Mitten in der Region:Nicht zu hoch hinauf

Wenn ein Torwart Angst vor dem Ball hat und ein Installateur Angst vor dem Wasser, dann ist irgendetwas schief gelaufen.

Glosse von Alexandra Leuthner

Was zeichnet einen Fußballtorwart aus? Kurz mal an Manuel Neuer denken: Ja, natürlich, er muss eine gute Reaktionsfähigkeit besitzen und hervorragende Reflexe, heutzutage schadet es auch nicht, wenn er das Kader-Sprachtraining für Fußballprofis durchlaufen hat, weiß, wann er "mit breiter Brust", "auf dem Platz" und "haben wir uns belohnt" sagen muss. Laut Max Merkel, Trainerlegende bei den Sechzigern, dem Nürnberger Club und Rapid Wien muss ein guter Torwart außerdem eine Macke haben.

Eine entscheidende Qualität des Torhüters aber sollte bei all dem nicht vergessen werden: die Furchtlosigkeit. Jeder, der sich schon mal zwischen zwei dieser netzbespannten Pfosten gestellt hat, um beispielsweise die mit zunehmendem Alter immer kraftvolleren Schüsse des eigenen Nachwuchses abzuwehren, weiß, wovon hier die Rede ist. Angst ist etwas, das kein Tormann haben sollte.

Angst ist überhaupt so etwas, das selten einer brauchen kann, heutzutage zumindest. In alten Zeiten war sie mal nützlich, um vor einem Säbelzahntiger zu warnen. Den es aber bekanntermaßen nicht mehr gibt. Angst hilft weder dem Mitarbeiter vor dem Jahresgespräch beim Chef noch dem Zwölftklässler beim Mathe-Abitur oder dem Leidenden, der für eine Wurzelbehandlung zum Zahnarzt muss.

Doch es nützt nichts, ganz werden wir die Angst nicht los.

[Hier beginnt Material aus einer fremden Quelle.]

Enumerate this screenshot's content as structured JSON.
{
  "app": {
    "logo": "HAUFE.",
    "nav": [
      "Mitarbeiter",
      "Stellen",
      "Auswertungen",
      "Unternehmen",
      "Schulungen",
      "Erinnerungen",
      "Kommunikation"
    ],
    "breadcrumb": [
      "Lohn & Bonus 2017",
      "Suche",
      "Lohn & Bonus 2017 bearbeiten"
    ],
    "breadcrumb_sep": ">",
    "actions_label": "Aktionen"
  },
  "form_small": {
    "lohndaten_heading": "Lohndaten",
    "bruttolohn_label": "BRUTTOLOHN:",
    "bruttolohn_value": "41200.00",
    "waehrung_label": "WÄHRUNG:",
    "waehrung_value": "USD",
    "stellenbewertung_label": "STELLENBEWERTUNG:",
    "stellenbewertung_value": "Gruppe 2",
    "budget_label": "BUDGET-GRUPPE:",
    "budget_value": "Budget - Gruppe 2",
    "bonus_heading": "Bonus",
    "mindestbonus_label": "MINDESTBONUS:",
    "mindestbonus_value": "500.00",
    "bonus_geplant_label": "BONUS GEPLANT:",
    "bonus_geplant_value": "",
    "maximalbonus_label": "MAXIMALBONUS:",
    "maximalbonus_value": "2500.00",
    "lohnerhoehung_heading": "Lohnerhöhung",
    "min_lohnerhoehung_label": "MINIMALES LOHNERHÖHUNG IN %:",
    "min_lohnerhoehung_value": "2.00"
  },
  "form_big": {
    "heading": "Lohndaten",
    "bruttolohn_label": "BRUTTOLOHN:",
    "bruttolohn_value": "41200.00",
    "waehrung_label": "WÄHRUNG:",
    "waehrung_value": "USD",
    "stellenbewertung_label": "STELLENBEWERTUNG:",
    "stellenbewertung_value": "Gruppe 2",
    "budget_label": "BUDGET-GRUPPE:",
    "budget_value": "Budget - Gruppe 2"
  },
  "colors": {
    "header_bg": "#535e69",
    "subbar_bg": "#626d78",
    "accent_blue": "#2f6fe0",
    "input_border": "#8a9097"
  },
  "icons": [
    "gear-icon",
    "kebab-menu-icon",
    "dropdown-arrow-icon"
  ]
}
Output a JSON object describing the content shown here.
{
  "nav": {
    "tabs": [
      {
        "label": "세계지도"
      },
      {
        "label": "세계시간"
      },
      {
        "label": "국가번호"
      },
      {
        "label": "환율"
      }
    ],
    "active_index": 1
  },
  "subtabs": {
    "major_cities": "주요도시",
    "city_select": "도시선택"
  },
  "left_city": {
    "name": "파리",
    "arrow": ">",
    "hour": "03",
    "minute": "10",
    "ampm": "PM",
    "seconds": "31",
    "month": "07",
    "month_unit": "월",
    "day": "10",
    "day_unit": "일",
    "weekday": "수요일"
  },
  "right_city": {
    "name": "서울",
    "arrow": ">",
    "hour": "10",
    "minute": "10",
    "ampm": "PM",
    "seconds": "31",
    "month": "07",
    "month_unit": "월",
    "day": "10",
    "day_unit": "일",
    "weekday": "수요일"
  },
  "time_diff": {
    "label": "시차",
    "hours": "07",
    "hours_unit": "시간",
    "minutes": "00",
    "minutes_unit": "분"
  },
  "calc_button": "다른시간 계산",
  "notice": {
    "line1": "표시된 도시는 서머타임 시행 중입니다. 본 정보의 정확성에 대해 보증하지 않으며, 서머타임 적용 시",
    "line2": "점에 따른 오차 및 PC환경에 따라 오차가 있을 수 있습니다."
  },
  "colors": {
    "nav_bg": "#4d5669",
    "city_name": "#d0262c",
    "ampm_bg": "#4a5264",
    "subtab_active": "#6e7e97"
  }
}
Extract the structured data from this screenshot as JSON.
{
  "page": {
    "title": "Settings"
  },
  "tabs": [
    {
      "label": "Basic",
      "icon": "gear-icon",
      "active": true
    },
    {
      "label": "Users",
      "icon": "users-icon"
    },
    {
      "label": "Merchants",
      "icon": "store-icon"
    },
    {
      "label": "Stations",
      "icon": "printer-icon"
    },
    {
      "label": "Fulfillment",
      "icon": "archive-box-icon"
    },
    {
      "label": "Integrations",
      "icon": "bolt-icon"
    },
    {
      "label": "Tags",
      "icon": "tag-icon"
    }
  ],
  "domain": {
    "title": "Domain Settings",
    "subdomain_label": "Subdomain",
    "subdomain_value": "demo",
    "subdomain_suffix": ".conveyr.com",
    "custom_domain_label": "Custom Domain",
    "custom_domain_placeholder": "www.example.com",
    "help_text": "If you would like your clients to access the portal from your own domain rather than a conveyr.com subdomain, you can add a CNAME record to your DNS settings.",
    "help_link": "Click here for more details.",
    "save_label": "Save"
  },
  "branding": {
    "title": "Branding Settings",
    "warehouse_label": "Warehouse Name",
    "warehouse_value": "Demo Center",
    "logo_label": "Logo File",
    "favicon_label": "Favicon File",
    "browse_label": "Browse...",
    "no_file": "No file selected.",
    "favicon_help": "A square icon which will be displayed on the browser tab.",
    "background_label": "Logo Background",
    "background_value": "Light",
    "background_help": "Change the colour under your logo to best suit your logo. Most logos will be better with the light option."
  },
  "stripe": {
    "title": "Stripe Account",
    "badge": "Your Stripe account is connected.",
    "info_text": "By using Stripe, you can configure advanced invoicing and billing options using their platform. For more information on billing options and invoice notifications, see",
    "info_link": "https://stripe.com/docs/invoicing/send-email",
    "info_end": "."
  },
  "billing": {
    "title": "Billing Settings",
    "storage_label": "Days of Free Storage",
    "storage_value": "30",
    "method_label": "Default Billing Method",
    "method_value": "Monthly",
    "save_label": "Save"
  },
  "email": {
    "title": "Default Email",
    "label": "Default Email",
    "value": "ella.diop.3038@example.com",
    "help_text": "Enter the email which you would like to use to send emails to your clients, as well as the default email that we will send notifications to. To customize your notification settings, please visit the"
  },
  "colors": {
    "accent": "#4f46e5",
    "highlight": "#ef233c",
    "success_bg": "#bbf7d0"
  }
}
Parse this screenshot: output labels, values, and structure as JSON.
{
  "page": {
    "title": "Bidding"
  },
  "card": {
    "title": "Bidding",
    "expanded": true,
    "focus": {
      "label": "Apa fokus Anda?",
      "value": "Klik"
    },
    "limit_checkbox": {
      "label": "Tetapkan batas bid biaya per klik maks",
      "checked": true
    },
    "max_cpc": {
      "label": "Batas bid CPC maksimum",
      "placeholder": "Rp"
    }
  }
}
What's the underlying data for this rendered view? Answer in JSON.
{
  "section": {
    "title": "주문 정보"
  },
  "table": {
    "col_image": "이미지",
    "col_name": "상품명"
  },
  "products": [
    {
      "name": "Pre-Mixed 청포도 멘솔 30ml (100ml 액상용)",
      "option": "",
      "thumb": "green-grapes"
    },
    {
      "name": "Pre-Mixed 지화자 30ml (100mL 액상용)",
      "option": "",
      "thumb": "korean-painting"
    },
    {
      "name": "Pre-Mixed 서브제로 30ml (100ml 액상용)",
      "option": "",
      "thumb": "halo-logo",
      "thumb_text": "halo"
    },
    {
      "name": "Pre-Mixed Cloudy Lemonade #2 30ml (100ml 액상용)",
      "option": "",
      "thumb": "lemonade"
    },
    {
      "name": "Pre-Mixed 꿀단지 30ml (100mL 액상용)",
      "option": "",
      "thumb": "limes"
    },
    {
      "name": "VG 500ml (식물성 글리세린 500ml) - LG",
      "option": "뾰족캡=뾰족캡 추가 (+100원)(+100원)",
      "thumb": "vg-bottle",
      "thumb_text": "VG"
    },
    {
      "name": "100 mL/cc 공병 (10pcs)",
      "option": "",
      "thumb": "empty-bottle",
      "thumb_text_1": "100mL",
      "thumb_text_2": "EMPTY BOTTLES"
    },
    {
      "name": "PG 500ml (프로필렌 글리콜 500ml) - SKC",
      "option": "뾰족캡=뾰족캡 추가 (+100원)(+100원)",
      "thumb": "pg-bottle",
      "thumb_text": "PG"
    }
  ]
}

Durchaus sinnvoll aber könnte es sein, sich nicht gerade einen Beruf zu suchen, der einen ständig damit konfrontiert, also Festredner werden zu wollen, wenn es einem besonders schwer fällt, vor Menschen zu sprechen oder Insektenforscher, wenn man es mit Arachnophobie zu tun hat. Bestimmt wären auch die Huber-Buam nicht halb so berühmt geworden, wenn ihnen jedes Mal an einem Überhang in mehreren hundert Metern in plötzlicher Erkenntnis ihrer Lage die Hände schweißnass und eiskalt werden würden.

Und so erscheint auch der Beruf des Abflussreinigers nicht eben ideal, wenn man Angst vor Wasser - und vor Höhe hat. Kein Witz, das gibt's. Er habe mit beidem ein Problem, erklärte neulich der zu Hilfe gerufene Experte, der den in schöner Regelmäßigkeit verstopften Küchenabfluss entleeren sollte, als er hörte, dass das Abflussrohr eine Öffnung hat, die direkt unter der Kellerdecke liegt und man über eine Leiter hochsteigen müsse.

Nun kommt das Wort Angst vom griechischen "agchein" und dem lateinischen "angere". Beides bedeutet übersetzt "würgen", "die Kehle zuschnüren" - was vielen ganz sicher beim Abseilen aus einer Steilwand passieren würde, oder wenn sie beim letzten Elfmeter in einem Champions-League-Finale zwischen den Pfosten stehen müssten. Dagegen ist so ein bisschen ekliges Brackwasser aus der Leitung doch eine Kleinigkeit.